The year was roughly 1997. Maybe not. I’m horrible with years. Let’s just say it was awhile ago. I was browsing magazines. I had recently been getting into PC gaming for the first time, having been ardently against it for many years previous (getting a sweet rig for Christmas can change one’s tune fast). I was interested in picking up a magazine to go along with my hobby. Or maybe it was just my interest in Command & Conquer that let Computer Gaming World catch my eye on the newsstand. It only took that issue to subscribe.
I would go on to read in full every CGW that came my way. I even maintained the subscription during a period when I was playing almost nothing but WoW and had canceled all of my magazine subscriptions – OPM (I didn’t know they were related then) and Nintendo Power.
Then one day I was reading along in GFW and said, “Hey, you know, that podcast could be interesting. I wonder what that Jeff Green sounds like.” (Jeff Green had been the one mainstay for my long, long CGW run.) So I downloaded the latest podcast, popped it on the pod, and listened as GFW’s world crashed down around them. Yes, my first GFW Radio was the day they learned the magazine was going out.
But, so began my whirlwind tour of the 1UP Network podcasts. Over the past 9 or so months, I’ve grown to love each and every member of the 1UP network. I even began to love the 1UP Show, which I had previously found silly. I soon realized that the void GFW left in my life was more than filled by the little gaming website they had been attached to for a few years. (Believe it or not, I actually preferred my gaming news in print and always will.) I even remember thinking, but a few weeks ago, that even if things got bad… If I couldn’t find a job after graduation, if I wasn’t able to play as many games, that hey, at least I’d always have the 1UP podcasts.
It’s easy to explain what 1UP meant to me. I am not going to lie. Basically overnight, and in no small part due to listening to people like Shawn Elliot and Jeff Green, 1UP transformed me from an aimless college student into someone with a passionate desire to unite my lifelong hobbies of reading and writing with video games. The idea never even struck me as fulfilling, much less possible, until my year of 1UP (2008). For that reason alone, the loss of it now is a blow too deep to comprehend. 1UP wasn’t just my inspiration, it was my lifeblood. And I would be willing to bet large sums of money that I don’t have that I am not the only one.

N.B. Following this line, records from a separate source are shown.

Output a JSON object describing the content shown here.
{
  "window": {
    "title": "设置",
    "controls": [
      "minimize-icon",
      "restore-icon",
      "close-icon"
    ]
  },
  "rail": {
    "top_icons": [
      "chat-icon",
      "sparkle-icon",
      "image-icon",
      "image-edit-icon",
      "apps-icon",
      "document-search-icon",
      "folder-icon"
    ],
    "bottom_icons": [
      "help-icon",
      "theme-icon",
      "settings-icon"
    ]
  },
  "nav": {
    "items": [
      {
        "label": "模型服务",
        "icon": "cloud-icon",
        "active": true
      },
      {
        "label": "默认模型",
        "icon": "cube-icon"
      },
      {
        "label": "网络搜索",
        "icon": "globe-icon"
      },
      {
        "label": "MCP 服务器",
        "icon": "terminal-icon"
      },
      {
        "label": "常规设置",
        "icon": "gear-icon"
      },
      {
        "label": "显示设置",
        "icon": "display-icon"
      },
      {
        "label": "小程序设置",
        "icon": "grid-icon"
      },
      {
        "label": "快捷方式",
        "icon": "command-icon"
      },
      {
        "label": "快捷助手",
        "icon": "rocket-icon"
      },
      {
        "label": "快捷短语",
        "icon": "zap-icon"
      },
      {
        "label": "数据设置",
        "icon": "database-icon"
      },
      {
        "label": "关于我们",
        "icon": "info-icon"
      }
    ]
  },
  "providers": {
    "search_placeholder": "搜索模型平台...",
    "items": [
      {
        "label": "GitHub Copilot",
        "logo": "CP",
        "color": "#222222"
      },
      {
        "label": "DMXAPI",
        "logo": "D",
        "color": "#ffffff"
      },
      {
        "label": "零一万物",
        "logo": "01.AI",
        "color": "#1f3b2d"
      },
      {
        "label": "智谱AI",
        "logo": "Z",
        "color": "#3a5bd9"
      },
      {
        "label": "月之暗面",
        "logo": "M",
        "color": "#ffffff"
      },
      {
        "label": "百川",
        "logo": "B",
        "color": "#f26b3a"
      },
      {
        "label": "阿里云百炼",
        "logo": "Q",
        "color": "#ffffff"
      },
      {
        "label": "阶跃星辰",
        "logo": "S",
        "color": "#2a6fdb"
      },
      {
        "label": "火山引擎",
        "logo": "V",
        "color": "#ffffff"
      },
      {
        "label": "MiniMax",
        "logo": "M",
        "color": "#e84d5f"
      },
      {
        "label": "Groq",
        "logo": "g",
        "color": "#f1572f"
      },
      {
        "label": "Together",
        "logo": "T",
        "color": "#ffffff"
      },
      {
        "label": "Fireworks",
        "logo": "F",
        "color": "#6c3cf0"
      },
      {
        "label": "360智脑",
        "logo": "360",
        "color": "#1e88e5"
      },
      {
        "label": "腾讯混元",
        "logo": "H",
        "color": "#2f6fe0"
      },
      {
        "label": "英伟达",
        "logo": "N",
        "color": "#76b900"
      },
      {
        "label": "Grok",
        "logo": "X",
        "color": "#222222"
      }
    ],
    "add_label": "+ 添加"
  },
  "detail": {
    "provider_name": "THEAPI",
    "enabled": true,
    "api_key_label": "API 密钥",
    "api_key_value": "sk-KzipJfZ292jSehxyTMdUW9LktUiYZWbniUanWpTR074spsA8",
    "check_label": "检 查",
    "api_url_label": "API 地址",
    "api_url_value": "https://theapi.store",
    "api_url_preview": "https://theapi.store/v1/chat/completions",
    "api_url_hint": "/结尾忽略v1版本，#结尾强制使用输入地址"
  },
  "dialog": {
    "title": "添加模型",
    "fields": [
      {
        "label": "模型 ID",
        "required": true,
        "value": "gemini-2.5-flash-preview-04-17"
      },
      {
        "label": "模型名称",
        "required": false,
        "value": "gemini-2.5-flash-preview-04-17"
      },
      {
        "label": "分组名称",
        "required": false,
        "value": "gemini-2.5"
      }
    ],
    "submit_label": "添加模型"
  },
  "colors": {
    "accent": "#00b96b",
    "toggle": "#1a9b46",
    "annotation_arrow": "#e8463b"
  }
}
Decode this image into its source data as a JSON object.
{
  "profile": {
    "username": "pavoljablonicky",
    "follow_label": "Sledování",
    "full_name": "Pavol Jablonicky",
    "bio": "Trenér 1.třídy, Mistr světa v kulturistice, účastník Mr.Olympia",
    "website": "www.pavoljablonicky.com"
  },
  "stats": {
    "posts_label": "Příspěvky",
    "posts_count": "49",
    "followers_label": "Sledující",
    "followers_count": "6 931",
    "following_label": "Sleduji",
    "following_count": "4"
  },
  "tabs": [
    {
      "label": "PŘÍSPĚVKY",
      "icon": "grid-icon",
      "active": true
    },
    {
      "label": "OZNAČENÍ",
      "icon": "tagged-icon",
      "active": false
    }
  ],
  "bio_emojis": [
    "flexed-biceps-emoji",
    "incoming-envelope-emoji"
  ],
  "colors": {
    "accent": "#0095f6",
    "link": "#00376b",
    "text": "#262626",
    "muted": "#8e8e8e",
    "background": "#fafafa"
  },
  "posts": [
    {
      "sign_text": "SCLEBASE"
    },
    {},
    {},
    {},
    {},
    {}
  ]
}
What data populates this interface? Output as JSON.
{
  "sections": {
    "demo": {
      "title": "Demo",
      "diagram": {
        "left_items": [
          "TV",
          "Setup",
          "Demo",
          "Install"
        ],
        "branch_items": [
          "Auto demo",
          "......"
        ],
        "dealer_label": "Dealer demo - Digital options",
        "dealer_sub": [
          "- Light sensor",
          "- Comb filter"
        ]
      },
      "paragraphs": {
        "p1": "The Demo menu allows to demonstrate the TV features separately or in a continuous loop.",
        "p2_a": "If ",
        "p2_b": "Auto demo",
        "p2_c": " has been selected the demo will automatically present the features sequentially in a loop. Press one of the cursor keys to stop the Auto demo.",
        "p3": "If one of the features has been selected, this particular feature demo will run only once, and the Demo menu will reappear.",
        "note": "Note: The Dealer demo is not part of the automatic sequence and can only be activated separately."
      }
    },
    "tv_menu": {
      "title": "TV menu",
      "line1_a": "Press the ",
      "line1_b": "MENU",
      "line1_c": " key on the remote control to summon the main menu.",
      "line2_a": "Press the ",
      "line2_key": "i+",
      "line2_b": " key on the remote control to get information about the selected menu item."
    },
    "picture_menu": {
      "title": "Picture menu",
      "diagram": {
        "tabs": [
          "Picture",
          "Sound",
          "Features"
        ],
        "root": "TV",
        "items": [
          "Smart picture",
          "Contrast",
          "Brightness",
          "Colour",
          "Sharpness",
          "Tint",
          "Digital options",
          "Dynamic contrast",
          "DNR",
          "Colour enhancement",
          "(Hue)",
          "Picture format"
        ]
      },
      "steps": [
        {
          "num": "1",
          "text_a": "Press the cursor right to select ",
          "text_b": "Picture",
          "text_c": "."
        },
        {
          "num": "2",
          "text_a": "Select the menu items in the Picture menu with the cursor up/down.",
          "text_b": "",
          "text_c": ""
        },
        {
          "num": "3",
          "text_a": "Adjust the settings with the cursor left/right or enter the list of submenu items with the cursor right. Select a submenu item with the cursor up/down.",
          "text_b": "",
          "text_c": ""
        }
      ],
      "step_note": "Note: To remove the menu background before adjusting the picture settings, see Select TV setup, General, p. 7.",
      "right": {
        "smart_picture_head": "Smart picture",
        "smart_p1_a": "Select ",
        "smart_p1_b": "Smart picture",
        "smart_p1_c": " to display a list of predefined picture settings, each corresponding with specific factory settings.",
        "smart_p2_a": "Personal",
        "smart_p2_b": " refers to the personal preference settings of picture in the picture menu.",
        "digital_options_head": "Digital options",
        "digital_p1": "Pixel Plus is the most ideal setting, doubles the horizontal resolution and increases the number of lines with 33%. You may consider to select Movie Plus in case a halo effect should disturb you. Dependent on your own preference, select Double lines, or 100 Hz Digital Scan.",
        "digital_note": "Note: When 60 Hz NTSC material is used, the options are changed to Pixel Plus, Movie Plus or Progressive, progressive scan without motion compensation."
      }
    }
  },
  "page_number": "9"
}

Maybe it was the down-to-earth podcasts. Maybe it was the occasional forum appearances. Maybe it was just the insightful discussions. Whatever the reason, people who read 1UP became a part of 1UP.
So while it’s easy to explain what it meant, it’s harder to explain how it feels to lose it right now.
The loss of GFW (and eventually Green and Elliot) was like losing an old friend. The loss of 1UP (or at least a good portion of it) is like losing the entire family of that old friend, all of whom I had befriended in my grief and grown closer to in the interim.
I suspect most ex-1UPers will read blogs like this and feel touched. I expect many of their fans don’t understand what it’s like to be split up the way 1UP is being split up. But I also expect that most ex-1UPers won’t understand how much their work really meant to some of us, not just as hopeful writers, but as gamers.
Not to mention I woke up this morning with the 1UP Show theme song stuck in my head.
To all those who are leaving 1UP now, and all those who must stay behind, I salute you. An era has now ended, but we will remember it for years to come. And we will be watching to see what happens next.
Hopefully with less 1UP Show theme stuck in our heads. If that shit keeps up, I’m liable to cry.